Edwardsiella

Scientific classification
- Domain: Bacteria
- Kingdom: Pseudomonadati
- Phylum: Pseudomonadota
- Class: Gammaproteobacteria
- Order: Enterobacterales
- Family: Hafniaceae
- Genus: Edwardsiella R.Sakazaki et al., 1962
- Species: Edwardsiella anguillarum; Edwardsiella hoshinae; Edwardsiella ictaluri; Edwardsiella piscicida; Edwardsiella tarda;

= Edwardsiella (bacterium) =

Genus of bacteria

Edwardsiella is a genus of gram-negative, fermentative bacteria of the family Hafniaceae. The genus was first discovered in snakes in 1962.

== Taxonomy ==
The genus Edwardsiella was established in 1965 with the description of Edwardsiella tarda.

==Description==
A genus of gram-negative, facultatively anaerobic, rod-shaped bacteria of the family Hafniaceae. Similar to other members of the Enterobacterales, Edwardsiella sp are oxidase-negative, catalase-positive, and ferment glucose.

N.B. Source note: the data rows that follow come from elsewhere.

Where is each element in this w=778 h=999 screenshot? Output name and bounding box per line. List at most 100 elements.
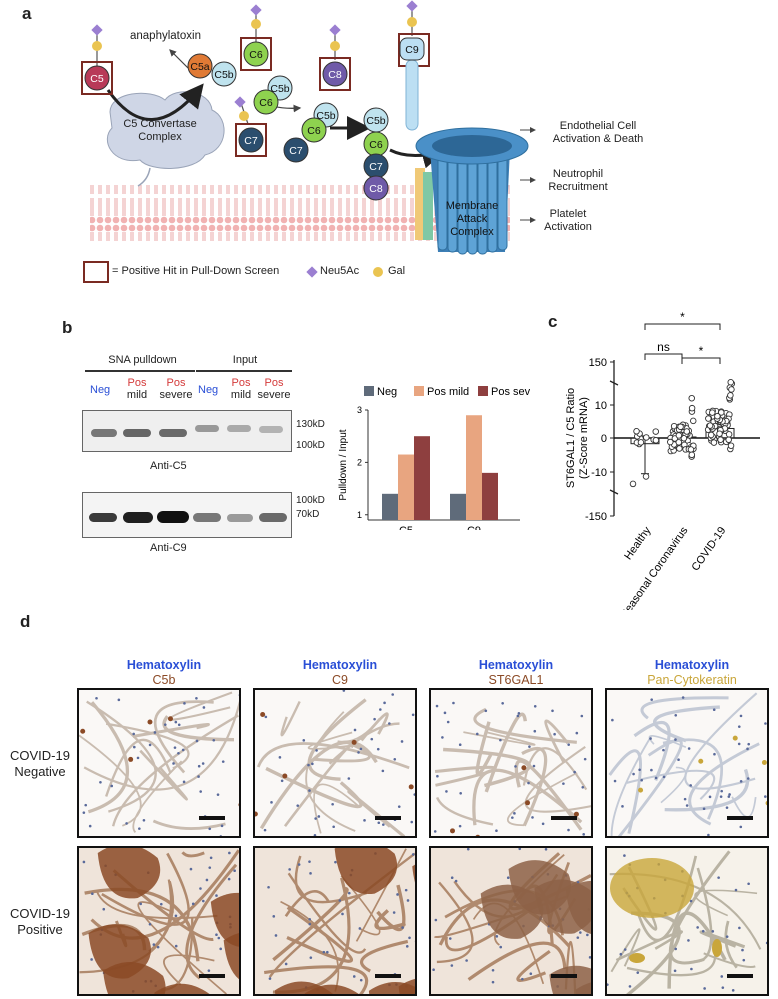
nucleus — [623, 854, 626, 857]
row-label-negative: COVID-19 Negative — [0, 748, 80, 780]
nucleus — [382, 770, 385, 773]
stain-spot — [733, 736, 738, 741]
nucleus — [164, 723, 167, 726]
significance-label: ns — [657, 340, 670, 354]
nucleus — [542, 822, 545, 825]
nucleus — [175, 914, 178, 917]
stain-spot — [238, 802, 241, 807]
outcome-3-line-1: Platelet — [538, 208, 598, 221]
scale-bar — [727, 816, 753, 820]
nucleus — [354, 729, 357, 732]
nucleus — [455, 880, 458, 883]
nucleus — [183, 781, 186, 784]
svg-text:C7: C7 — [244, 135, 258, 147]
y-tick-label: -150 — [585, 511, 607, 523]
nucleus — [309, 872, 312, 875]
nucleus — [221, 825, 224, 828]
nucleus — [99, 781, 102, 784]
nucleus — [452, 702, 455, 705]
nucleus — [197, 775, 200, 778]
nucleus — [735, 889, 738, 892]
legend-neu5ac-text: Neu5Ac — [320, 265, 359, 277]
nucleus — [202, 900, 205, 903]
nucleus — [747, 743, 750, 746]
nucleus — [663, 776, 666, 779]
stain-region — [211, 893, 241, 947]
nucleus — [581, 786, 584, 789]
nucleus — [674, 948, 677, 951]
nucleus — [501, 702, 504, 705]
nucleus — [738, 927, 741, 930]
stain-spot — [475, 835, 480, 838]
lane-pos-severe-2: Pos severe — [256, 377, 292, 401]
nucleus — [764, 722, 767, 725]
lane-neg-1: Neg — [90, 384, 110, 396]
nucleus — [689, 784, 692, 787]
svg-text:C5: C5 — [90, 73, 104, 85]
x-tick-label: Healthy — [622, 524, 654, 562]
outcome-2-line-1: Neutrophil — [538, 168, 618, 181]
mac-line-1: Membrane — [440, 200, 504, 213]
stain-header-4-base: Hematoxylin — [607, 658, 777, 672]
nucleus — [228, 878, 231, 881]
nucleus — [531, 816, 534, 819]
data-point — [707, 423, 713, 429]
nucleus — [581, 715, 584, 718]
nucleus — [311, 763, 314, 766]
nucleus — [728, 795, 731, 798]
data-point — [726, 432, 732, 438]
scale-bar — [727, 974, 753, 978]
nucleus — [722, 986, 725, 989]
nucleus — [551, 709, 554, 712]
nucleus — [677, 758, 680, 761]
stain-region — [712, 939, 722, 957]
lane-mild-1: mild — [122, 389, 152, 401]
tissue-strand — [153, 821, 225, 829]
mw-130: 130kD — [296, 419, 325, 430]
nucleus — [709, 796, 712, 799]
mw-70: 70kD — [296, 509, 319, 520]
nucleus — [222, 760, 225, 763]
nucleus — [620, 953, 623, 956]
nucleus — [382, 823, 385, 826]
nucleus — [308, 860, 311, 863]
nucleus — [210, 857, 213, 860]
legend-label: Pos severe — [491, 386, 530, 398]
bar — [382, 494, 398, 520]
lane-pos-severe-1: Pos severe — [158, 377, 194, 401]
pulldown-bar-chart: NegPos mildPos severe 123Pulldown / Inpu… — [330, 380, 530, 530]
nucleus — [208, 969, 211, 972]
nucleus — [157, 946, 160, 949]
lane-severe-2: severe — [256, 389, 292, 401]
nucleus — [747, 882, 750, 885]
scale-bar — [551, 974, 577, 978]
anti-c9-label: Anti-C9 — [150, 542, 187, 554]
nucleus — [215, 933, 218, 936]
stain-header-1-base: Hematoxylin — [79, 658, 249, 672]
y-tick-label: 1 — [357, 510, 362, 520]
nucleus — [138, 827, 141, 830]
lane-pos-mild-2: Pos mild — [226, 377, 256, 401]
nucleus — [359, 927, 362, 930]
nucleus — [405, 889, 408, 892]
scale-bar — [199, 974, 225, 978]
nucleus — [199, 790, 202, 793]
nucleus — [370, 738, 373, 741]
nucleus — [713, 753, 716, 756]
x-tick-label: C5 — [399, 525, 413, 530]
nucleus — [688, 747, 691, 750]
nucleus — [436, 705, 439, 708]
nucleus — [401, 740, 404, 743]
nucleus — [154, 731, 157, 734]
outcome-1-line-2: Activation & Death — [538, 133, 658, 146]
nucleus — [315, 749, 318, 752]
nucleus — [341, 913, 344, 916]
nucleus — [638, 768, 641, 771]
data-point — [689, 405, 695, 411]
stain-spot — [168, 716, 173, 721]
mw-100a: 100kD — [296, 440, 325, 451]
lane-severe-1: severe — [158, 389, 194, 401]
blot-band — [227, 514, 253, 522]
nucleus — [373, 718, 376, 721]
nucleus — [239, 694, 241, 697]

Several members are occasionally opportunistic pathogens of humans.

==Species==
Species include:
- Edwardsiella anguillarum, a motile species that infects fish.
- Edwardsiella hoshinae, a motile species that, isolated from animals and humans, does not produce indole.
- Edwardsiella ictaluri, a nonmotile species that does not produce indole, and occurs as a pathogen of catfish.
- Edwardsiella piscicida, a species that infects fish.
- Edwardsiella tarda, also known as Edwardsiella anguillimortifera, a species which produces indole, is biochemically similar to Escherichia coli. This species is usually found in aquatic animals and reptiles, and is found in the intestinal tract of snakes and seals. It is occasionally isolated from the urine, blood, and faeces of humans, and has been known to cause gastroenteritis and wound infections. In India, it has been found in children with diarrhoea.